Freilich: Hinter den Kulissen geht es nicht nur um die Frage, was als schön, modern oder angemessen empfunden wird. Es ist auch ein Grundsatzstreit, bei dem sich zwischen den Experten und der Politik Gräben auftun. So hat mittlerweile nicht nur der von der Stadt beauftragte Gestaltungsbeirat sein Missfallen bekundet. Auch die Schutzgemeinschaft "Alt Bamberg" fürchtet einen "dauerhaften Fremdkörper", der selbst in Generationen keine Akzeptanz finden werde. Klare Worte von den Denkmalschützern: "Würde der bisherige Entwurf in dieser Form Wirklichkeit, wäre dies...mindestens so erschreckend wie das missglückte Glastor am Dominikanerkloster."

Der unter anderem als "Flughafentür" gescholtene Eingang zur Uni-Aula, die Debatte um die Villa Schröppel, die umstrittenen Pläne für die Unteren Mühlen und nun ein gläsernes Haus an der Kettenbrücke? Muss man in Bamberg eine Zeitenwende beim Denkmalschutz befürchten? Große Teile der Bamberger Politik sehen das nicht so. Sie stimmen dem Urteil zu, dass die Kettenbrücke der richtige Platz sei, um moderne Architektur zu wagen. CSU und SPD sprachen sich gegenüber dem FT dafür aus, dem Projekt mit ihrer Gestaltungsmehrheit den Weg zu ebnen.


Zwischen den Fronten

Die Nagelprobe folgt in Kürze: Am Donnerstag befasst sich der Gestaltungsbeirat erneut mit dem Projekt. Bornhofen kündigt heute schon an, kurz danach den Bauantrag einzureichen, mit nur leicht geändertem Entwurf, der die Teilung des Gebäudes in Glasfassade und aufstrebende Vertikale freilich noch betont.

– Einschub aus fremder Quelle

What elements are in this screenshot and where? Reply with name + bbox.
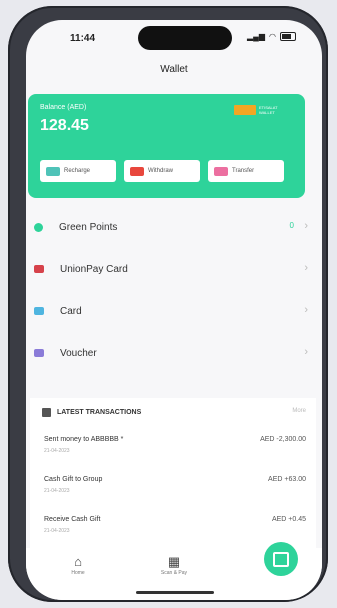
transaction-amount: AED +63.00 <box>268 476 306 483</box>
menu-item-unionpay-card[interactable]: UnionPay Card › <box>30 248 316 290</box>
tab-scan-pay[interactable]: ▦ Scan & Pay <box>144 554 204 576</box>
status-time: 11:44 <box>70 33 96 44</box>
list-icon <box>42 407 51 417</box>
status-bar: 11:44 ▂▄▆ ◠ <box>26 20 322 54</box>
menu-item-label: Card <box>60 305 82 317</box>
transactions-title: LATEST TRANSACTIONS <box>57 408 142 416</box>
withdraw-button[interactable]: Withdraw <box>124 160 200 182</box>
transaction-amount: AED +0.45 <box>271 516 306 523</box>
transaction-row[interactable]: Cash Gift to Group 21-04-2023 AED +63.00 <box>30 466 316 506</box>
qr-code-icon: ▦ <box>167 554 181 569</box>
transaction-date: 21-04-2023 <box>44 528 70 534</box>
home-icon: ⌂ <box>74 554 82 569</box>
page-title: Wallet <box>160 64 188 75</box>
screen: 11:44 ▂▄▆ ◠ Wallet Balance (AED) 128.45 … <box>26 20 322 600</box>
card-icon <box>34 307 44 315</box>
wallet-logo: ETISALAT WALLET <box>234 105 291 115</box>
balance-amount: 128.45 <box>40 117 89 134</box>
chevron-right-icon: › <box>304 346 308 358</box>
menu-item-label: UnionPay Card <box>60 263 128 275</box>
unionpay-card-icon <box>34 265 44 273</box>
chevron-right-icon: › <box>304 262 308 274</box>
dynamic-island <box>138 26 232 50</box>
transaction-date: 21-04-2023 <box>44 448 70 454</box>
card-actions: Recharge Withdraw Transfer <box>40 160 284 182</box>
balance-label: Balance (AED) <box>40 104 87 111</box>
tab-label: Home <box>71 570 85 576</box>
signal-icon: ▂▄▆ <box>247 32 266 41</box>
recharge-button[interactable]: Recharge <box>40 160 116 182</box>
menu-item-label: Voucher <box>60 347 97 359</box>
transaction-name: Sent money to ABBBBB * <box>44 436 124 443</box>
transaction-name: Receive Cash Gift <box>44 516 101 523</box>
logo-text: ETISALAT WALLET <box>259 105 278 115</box>
withdraw-icon <box>130 166 144 176</box>
menu-item-label: Green Points <box>59 221 118 233</box>
green-points-value: 0 <box>289 221 294 230</box>
status-icons: ▂▄▆ ◠ <box>247 32 296 41</box>
home-indicator <box>136 591 214 594</box>
tab-bar: ⌂ Home ▦ Scan & Pay <box>26 542 322 600</box>
logo-icon <box>234 105 256 115</box>
balance-card[interactable]: Balance (AED) 128.45 ETISALAT WALLET Rec… <box>28 94 305 198</box>
transfer-button[interactable]: Transfer <box>208 160 284 182</box>
phone-frame: 11:44 ▂▄▆ ◠ Wallet Balance (AED) 128.45 … <box>8 6 328 602</box>
menu-item-green-points[interactable]: Green Points 0 › <box>30 206 316 248</box>
transactions-more-link[interactable]: More <box>292 408 306 414</box>
recharge-icon <box>46 166 60 176</box>
transaction-row[interactable]: Receive Cash Gift 21-04-2023 AED +0.45 <box>30 506 316 546</box>
wallet-icon <box>273 551 289 567</box>
latest-transactions: LATEST TRANSACTIONS More Sent money to A… <box>30 398 316 548</box>
transaction-amount: AED -2,300.00 <box>260 436 306 443</box>
voucher-icon <box>34 349 44 357</box>
wallet-fab-button[interactable] <box>264 542 298 576</box>
leaf-icon <box>34 222 43 232</box>
wallet-menu: Green Points 0 › UnionPay Card › Card › … <box>30 206 316 374</box>
menu-item-voucher[interactable]: Voucher › <box>30 332 316 374</box>
chevron-right-icon: › <box>304 220 308 232</box>
transactions-header: LATEST TRANSACTIONS More <box>30 398 316 426</box>
tab-label: Scan & Pay <box>160 570 188 576</box>
transaction-date: 21-04-2023 <box>44 488 70 494</box>
chevron-right-icon: › <box>304 304 308 316</box>
wifi-icon: ◠ <box>269 32 276 41</box>
transaction-name: Cash Gift to Group <box>44 476 103 483</box>
transfer-icon <box>214 166 228 176</box>
tab-home[interactable]: ⌂ Home <box>48 554 108 576</box>
battery-icon <box>280 32 296 41</box>
transaction-row[interactable]: Sent money to ABBBBB * 21-04-2023 AED -2… <box>30 426 316 466</box>
menu-item-card[interactable]: Card › <box>30 290 316 332</box>
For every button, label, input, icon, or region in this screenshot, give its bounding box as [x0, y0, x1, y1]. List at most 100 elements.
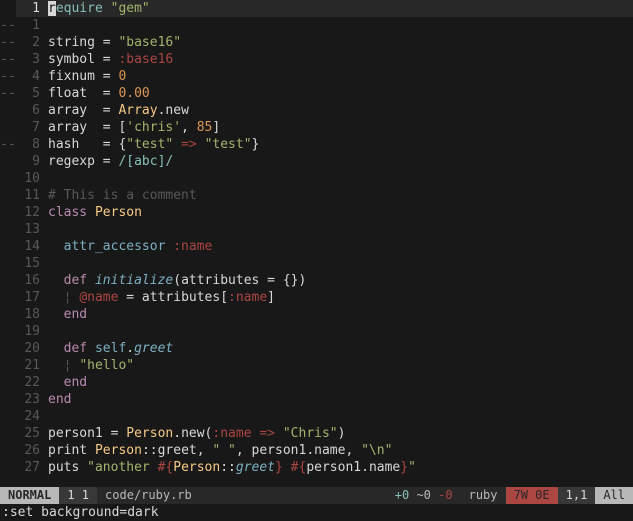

Wie auch immer das Rathaus entscheidet: Eine Versöhnung von Modernisierern und Traditionalisten erscheint schwierig. Auch Baureferent Thomas Beese hält Bornhofens Entwurf für überarbeitungsbedürftig und plädiert für einen Kompromiss - ein zeitgenössisches Gebäude, das die grundsätzlichen strukturellen Merkmale des Bauens in Bamberg akzeptiert. Eine schräge Traufe gehört nicht dazu.